BSB officials asked Oglesby who has the authority to do the signatures.
Veronica Voelker, the first deputy in the auditor's office, has started signing documents.
That has put Voelker in a bad situation, Oglesby said.
"The first deputy has the same powers as the auditor if the auditor's on vacation or something like that," Oglesby said. "I can see Veronica as first deputy making a decision, and if Erica comes in and doesn't like it, Veronica could get in trouble.
"We're in a gray area where we don't know who's in control of what," she continued. "Veronica is caught between a rock and a hard place."
Oglesby said she wants to invest money for the county but is unable to do so because Voelker is hesitant to put her signature on the necessary documents.
After the commissioners discussed the reasons the county was fined by the IRS and asked for an investigation, Oglesby then talked about malfeasance.
Malfeasance means misconduct by an elected official.

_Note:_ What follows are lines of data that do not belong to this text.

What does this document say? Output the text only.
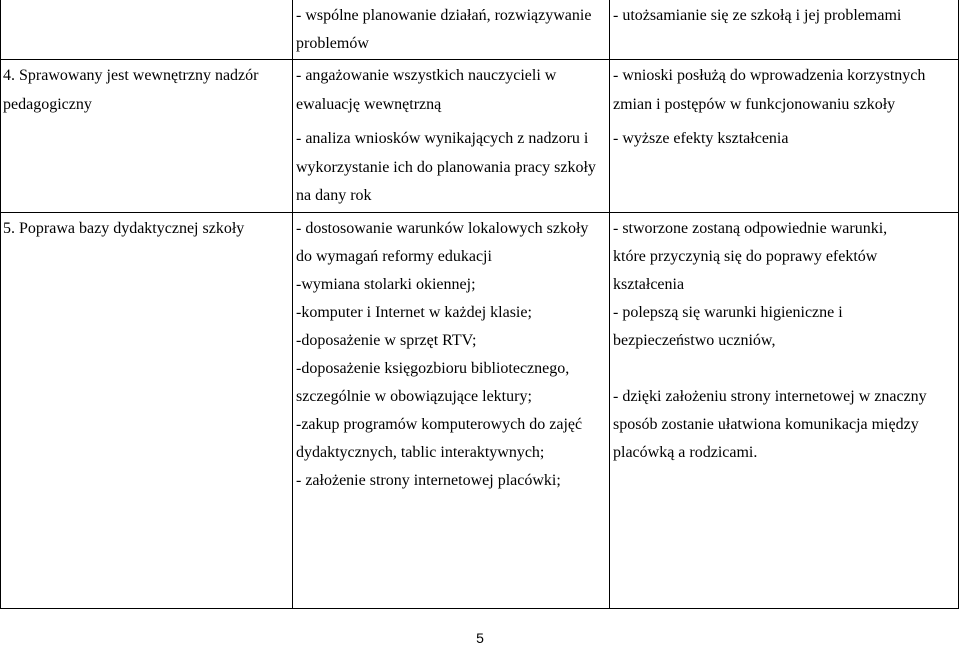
- wspólne planowanie działań, rozwiązywanie
problemów
- utożsamianie się ze szkołą i jej problemami
4. Sprawowany jest wewnętrzny nadzór
pedagogiczny
- angażowanie wszystkich nauczycieli w
ewaluację wewnętrzną
- analiza wniosków wynikających z nadzoru i
wykorzystanie ich do planowania pracy szkoły
na dany rok
- wnioski posłużą do wprowadzenia korzystnych
zmian i postępów w funkcjonowaniu szkoły
- wyższe efekty kształcenia
5. Poprawa bazy dydaktycznej szkoły	- dostosowanie warunków lokalowych szkoły
do wymagań reformy edukacji
-wymiana stolarki okiennej;
-komputer i Internet w każdej klasie;
-doposażenie w sprzęt RTV;
-doposażenie księgozbioru bibliotecznego,
szczególnie w obowiązujące lektury;
-zakup programów komputerowych do zajęć
dydaktycznych, tablic interaktywnych;
- założenie strony internetowej placówki;
- stworzone zostaną odpowiednie warunki,
które przyczynią się do poprawy efektów
kształcenia
- polepszą się warunki higieniczne i
bezpieczeństwo uczniów,
- dzięki założeniu strony internetowej w znaczny
sposób zostanie ułatwiona komunikacja między
placówką a rodzicami.
5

"Why not go one step farther and have the investigation done on her as to her malfeasance of office," Oglesby said.
Commissioners said Worth had already started that investigation.
Oglesby mentioned a former auditor, Faye Siedling, was forced from office in the 1990s after an investigation into her office at that time.
Once all the information is gathered, Worth said he will present the information to Franklin County Prosecutor Mel Wilhelm, the state's attorney general's office or state's inspector general's office for determination if criminal charges should be levied against Hudson.
Hudson is an elected official and as such does not answer to any other officials such as the commissioners, McDonough said.
Worth presented the commissioners with a petition asking Hudson to resign. The petition was unsigned but will be circulated.
In the letter from the Republican Party calling for Hudson's resignation, Worth wrote: "The recent actions that you have taken are a detriment to the good government of Franklin County, and you are causing considerable problems concerning the financial well-being of the county."